チョコレートなんか大嫌いっ
葵ちゃんはまたバタバタと奥に戻っていった。

何故か、待たされている間色々説明してもらった。

短髪の店長さんは爽二さんといって葵ちゃんのお父さんなんだって。
あまりの若さに驚愕してしまった。
まだ20代でこんな大きな子供たちが!?

というのも、本当のお父さんではないのだそうだ。
爽二さんのお兄さんの子供たちだったのだが、夫婦水入らずの旅行中に事故にあって亡くなったんだとか。
それで爽二さんが引き取ったというわけ。
お父さんというより少し年の離れたお兄さんって感じかな。

そして、ミステリアスな彼は葵ちゃんの1つ上のお兄さん。
柊(しゅう)さんというらしい。
のんびりした話し方のせいか物腰が柔らかくて優しいお兄さんだ。

なんだか華やかなキラキラして眩しい家族だな……

『ただいまー』
『おー、おかえり』
『え…?』

振り替えると真っ黒な髪の毛の、身長が私と変わらないくらいのつり目の気の強そうな男の子がいた。

『いらっしゃい』

男の子は口ではいらっしゃいってゆってるけど、顔は全然歓迎していなかった。
そりゃこんな地味な女歓迎したくないよね…

『蓮!笑顔!いつも言ってるだろ』
『ふっ』

爽二さんに言われて不気味な笑顔を浮かべてこちらを見てきた。
笑われてるんだか睨まれてるんだか、よく分からない表情だった。
それがなんだか少し可笑しくて可愛かった。

『な、なに笑ってんだよ!』

笑われたことに顔を真っ赤にして声を荒げる。
そんな彼を爽二さんがガシッと捕まえて嗜めた。

『ごめんな、こいつ愛想が無いんだけど悪い子じゃないんだ。

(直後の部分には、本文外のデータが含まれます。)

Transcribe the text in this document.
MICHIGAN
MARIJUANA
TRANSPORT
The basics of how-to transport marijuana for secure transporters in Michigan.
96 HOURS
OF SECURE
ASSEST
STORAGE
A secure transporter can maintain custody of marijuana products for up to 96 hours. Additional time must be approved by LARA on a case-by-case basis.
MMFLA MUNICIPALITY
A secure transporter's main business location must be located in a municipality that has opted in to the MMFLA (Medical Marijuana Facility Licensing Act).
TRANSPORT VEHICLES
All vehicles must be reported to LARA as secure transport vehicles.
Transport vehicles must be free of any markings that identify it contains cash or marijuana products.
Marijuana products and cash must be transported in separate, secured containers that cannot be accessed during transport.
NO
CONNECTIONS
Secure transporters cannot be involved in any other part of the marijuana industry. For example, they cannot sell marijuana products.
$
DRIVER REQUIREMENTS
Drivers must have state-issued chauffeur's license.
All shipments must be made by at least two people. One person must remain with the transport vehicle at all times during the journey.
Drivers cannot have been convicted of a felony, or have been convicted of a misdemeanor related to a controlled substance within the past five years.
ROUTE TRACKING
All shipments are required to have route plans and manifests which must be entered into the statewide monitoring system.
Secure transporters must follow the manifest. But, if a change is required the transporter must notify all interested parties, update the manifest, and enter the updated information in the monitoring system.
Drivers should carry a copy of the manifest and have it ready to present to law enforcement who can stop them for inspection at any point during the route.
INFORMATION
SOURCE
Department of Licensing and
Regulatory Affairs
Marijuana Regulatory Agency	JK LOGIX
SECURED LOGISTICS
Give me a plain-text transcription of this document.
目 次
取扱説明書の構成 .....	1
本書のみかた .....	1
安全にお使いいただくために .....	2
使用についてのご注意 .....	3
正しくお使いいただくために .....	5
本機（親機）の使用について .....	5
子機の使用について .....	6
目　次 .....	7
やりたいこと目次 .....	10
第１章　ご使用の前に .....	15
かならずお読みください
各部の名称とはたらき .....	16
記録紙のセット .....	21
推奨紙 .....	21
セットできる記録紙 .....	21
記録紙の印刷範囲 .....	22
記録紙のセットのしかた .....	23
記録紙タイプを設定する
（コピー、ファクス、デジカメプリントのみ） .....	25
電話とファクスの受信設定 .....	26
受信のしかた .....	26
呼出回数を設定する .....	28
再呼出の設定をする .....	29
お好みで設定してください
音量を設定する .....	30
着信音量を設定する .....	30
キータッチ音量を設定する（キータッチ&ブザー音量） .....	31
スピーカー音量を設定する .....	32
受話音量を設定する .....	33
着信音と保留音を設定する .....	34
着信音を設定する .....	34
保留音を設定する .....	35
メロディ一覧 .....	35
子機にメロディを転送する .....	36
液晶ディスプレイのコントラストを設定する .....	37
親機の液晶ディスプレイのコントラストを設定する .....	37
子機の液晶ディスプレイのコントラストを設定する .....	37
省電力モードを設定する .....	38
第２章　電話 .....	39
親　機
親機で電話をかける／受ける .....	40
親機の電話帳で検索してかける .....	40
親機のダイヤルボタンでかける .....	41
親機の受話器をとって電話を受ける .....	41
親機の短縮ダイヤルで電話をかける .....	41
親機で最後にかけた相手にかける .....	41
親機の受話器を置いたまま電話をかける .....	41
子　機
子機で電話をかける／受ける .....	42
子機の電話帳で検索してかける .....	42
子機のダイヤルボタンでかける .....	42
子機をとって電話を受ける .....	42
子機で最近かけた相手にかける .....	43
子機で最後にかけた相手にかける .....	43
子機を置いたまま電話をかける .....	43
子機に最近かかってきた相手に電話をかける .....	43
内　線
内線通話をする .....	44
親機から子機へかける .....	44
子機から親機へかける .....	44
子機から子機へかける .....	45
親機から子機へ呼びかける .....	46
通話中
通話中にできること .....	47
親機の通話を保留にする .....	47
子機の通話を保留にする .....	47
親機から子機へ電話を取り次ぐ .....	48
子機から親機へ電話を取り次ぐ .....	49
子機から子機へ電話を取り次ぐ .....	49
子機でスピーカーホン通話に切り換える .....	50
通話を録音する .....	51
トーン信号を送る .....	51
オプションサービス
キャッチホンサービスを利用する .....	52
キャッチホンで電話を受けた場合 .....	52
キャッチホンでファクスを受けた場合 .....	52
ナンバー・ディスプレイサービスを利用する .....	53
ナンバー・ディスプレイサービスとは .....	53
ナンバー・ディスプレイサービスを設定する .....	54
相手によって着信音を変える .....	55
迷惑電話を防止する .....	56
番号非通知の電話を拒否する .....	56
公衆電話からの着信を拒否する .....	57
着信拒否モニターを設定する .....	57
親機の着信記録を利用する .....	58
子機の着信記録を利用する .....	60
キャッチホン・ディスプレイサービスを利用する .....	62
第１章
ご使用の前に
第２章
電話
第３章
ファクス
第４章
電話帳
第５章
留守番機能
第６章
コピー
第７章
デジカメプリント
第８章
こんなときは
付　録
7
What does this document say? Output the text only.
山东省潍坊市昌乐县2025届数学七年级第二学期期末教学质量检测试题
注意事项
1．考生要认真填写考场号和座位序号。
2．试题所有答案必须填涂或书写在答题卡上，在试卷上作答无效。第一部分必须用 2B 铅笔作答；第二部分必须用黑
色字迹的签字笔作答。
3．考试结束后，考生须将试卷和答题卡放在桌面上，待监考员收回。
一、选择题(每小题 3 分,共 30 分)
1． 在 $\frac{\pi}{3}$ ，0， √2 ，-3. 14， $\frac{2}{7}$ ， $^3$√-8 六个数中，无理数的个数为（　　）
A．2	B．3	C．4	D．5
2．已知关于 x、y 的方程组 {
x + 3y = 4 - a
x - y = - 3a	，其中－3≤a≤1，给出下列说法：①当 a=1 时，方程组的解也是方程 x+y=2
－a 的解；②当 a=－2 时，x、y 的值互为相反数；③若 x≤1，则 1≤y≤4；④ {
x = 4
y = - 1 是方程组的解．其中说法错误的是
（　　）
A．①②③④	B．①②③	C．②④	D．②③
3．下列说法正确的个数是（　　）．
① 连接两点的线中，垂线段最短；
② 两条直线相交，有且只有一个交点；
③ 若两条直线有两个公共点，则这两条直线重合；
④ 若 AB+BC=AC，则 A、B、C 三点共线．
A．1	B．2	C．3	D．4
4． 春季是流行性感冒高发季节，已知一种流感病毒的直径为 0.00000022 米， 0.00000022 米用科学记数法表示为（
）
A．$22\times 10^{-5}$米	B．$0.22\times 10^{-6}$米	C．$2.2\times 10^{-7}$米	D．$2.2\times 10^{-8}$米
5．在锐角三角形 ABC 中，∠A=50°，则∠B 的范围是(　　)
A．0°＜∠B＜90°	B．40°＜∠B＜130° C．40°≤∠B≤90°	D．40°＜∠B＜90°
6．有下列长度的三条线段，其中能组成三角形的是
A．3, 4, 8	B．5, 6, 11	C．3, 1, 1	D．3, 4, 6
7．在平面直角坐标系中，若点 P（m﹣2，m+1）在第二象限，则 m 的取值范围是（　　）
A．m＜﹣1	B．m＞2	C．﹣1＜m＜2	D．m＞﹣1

葵の1つ下の弟で、蓮って言うんだ』
『は、はぁ』
『蓮、葵の友達の真紀ちゃんだ』
『葵の?ふーん』
『よろしくぐらい言ったらどうだ?』

そういうと爽二さんは蓮くんをわしゃわしゃと撫で回した。

『もー!やっぱり絶対誰かが盗んでるぅ』
『あ、葵、これっ』

蓮くんが葵ちゃんに向かって黄色い物を投げた。
ぽすっと受けとると葵ちゃんは叫んだ。

『あーーー!蓮が盗んでたのぉ!!』
『忘れてったから届けようとしてやったんだよ!』
『届けてないじゃーん!』
『追い付けなかったんだもん!』

がるるっとまるで獣同士の争いのようだった。
見かねた爽二さんがやめなさいとゲンコツをして戦いに終止符をうった。